About the Role:
We are seeking a skilled and pragmatic Data Platform Engineer to architect and scale intelligent data systems that support our AI and ML pipelines—focused specifically on code-based text datasets. You will play a central role in building the infrastructure that powers data ingestion, transformation, and delivery for our models. This includes developing systems for web-scale data discovery and crawling, designing robust data pipelines, and enabling our scientists to experiment and iterate with confidence. If you are excited by building scalable, ML-ready data platforms at the intersection of engineering and AI, we want to hear from you.
Core Responsibilities:
- Design and implement scalable data infrastructure to ingest, transform, and manage large-scale code datasets, ensuring high reliability and modularity.
- Build systems and tools for automated web crawling, parsing, deduplication, and metadata extraction from open-source and public code repositories.
- Develop robust data pipelines for ingesting and processing structured text datasets using distributed compute frameworks. Monitor quality, throughput, and performance.
- Build tools to support data visualization, sampling, and analytics to drive better model outcomes and data understanding.

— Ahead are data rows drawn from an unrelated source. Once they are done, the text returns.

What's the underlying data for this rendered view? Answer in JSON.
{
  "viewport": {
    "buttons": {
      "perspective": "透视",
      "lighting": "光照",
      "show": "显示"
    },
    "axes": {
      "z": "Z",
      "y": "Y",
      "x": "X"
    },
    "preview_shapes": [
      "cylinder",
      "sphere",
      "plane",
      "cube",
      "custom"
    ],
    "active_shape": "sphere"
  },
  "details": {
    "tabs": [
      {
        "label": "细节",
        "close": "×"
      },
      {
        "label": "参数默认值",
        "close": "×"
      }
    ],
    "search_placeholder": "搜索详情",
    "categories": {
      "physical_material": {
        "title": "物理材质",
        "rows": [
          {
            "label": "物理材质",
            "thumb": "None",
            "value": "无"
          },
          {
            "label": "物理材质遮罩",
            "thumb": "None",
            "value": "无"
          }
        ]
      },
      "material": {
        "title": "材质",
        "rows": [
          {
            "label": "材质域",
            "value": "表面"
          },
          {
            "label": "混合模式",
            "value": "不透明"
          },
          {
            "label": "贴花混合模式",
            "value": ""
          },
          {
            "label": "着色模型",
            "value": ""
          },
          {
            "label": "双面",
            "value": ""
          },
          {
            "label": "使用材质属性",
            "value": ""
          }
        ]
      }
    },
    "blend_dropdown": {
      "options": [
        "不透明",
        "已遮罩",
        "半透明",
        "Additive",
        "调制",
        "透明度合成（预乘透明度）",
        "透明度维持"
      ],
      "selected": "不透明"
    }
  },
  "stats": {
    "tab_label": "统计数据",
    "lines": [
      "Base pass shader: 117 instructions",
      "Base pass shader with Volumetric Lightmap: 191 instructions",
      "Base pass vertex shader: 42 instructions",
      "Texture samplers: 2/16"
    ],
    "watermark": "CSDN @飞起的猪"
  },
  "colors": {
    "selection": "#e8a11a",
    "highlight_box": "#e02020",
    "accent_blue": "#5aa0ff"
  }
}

- Collaborate across research, infrastructure, and compliance teams to meet technical, operational, and regulatory requirements.
Required Skills
- 5+ years of software engineering experience in data-intensive environments
- Proven experience building and maintaining scalable data systems and infrastructure
- Experience with web crawling, scraping frameworks, and large-scale data ingest
- Comfortable with AWS or other cloud environments, including storage, containerized compute, and security
- Working experience with data-centric tech stack including Python, Go, or Scala; Spark or Ray; Airflow or Prefect; Kafka; Redis; PostgreSQL or ClickHouse; and GitHub APIs
- Understanding of how datasets feed into AI/ML workflows
Preferred Qualifications
- Experience curating and preparing code-based datasets for language models or code intelligence applications
- Familiarity with code parsing, tokenization, embedding and static analysis
- Prior experience in a startup or fast-paced, high-ownership engineering environment
- Strong written and verbal communication skills
What We Offer
- Opportunity to shape the technical direction of a disruptive AI startup
- Work with cutting-edge technologies in AI/ML and cloud computing
- Competitive compensation package including equity
- High-caliber, talented collaborators from diverse disciplines
- Collaborative and innovative startup culture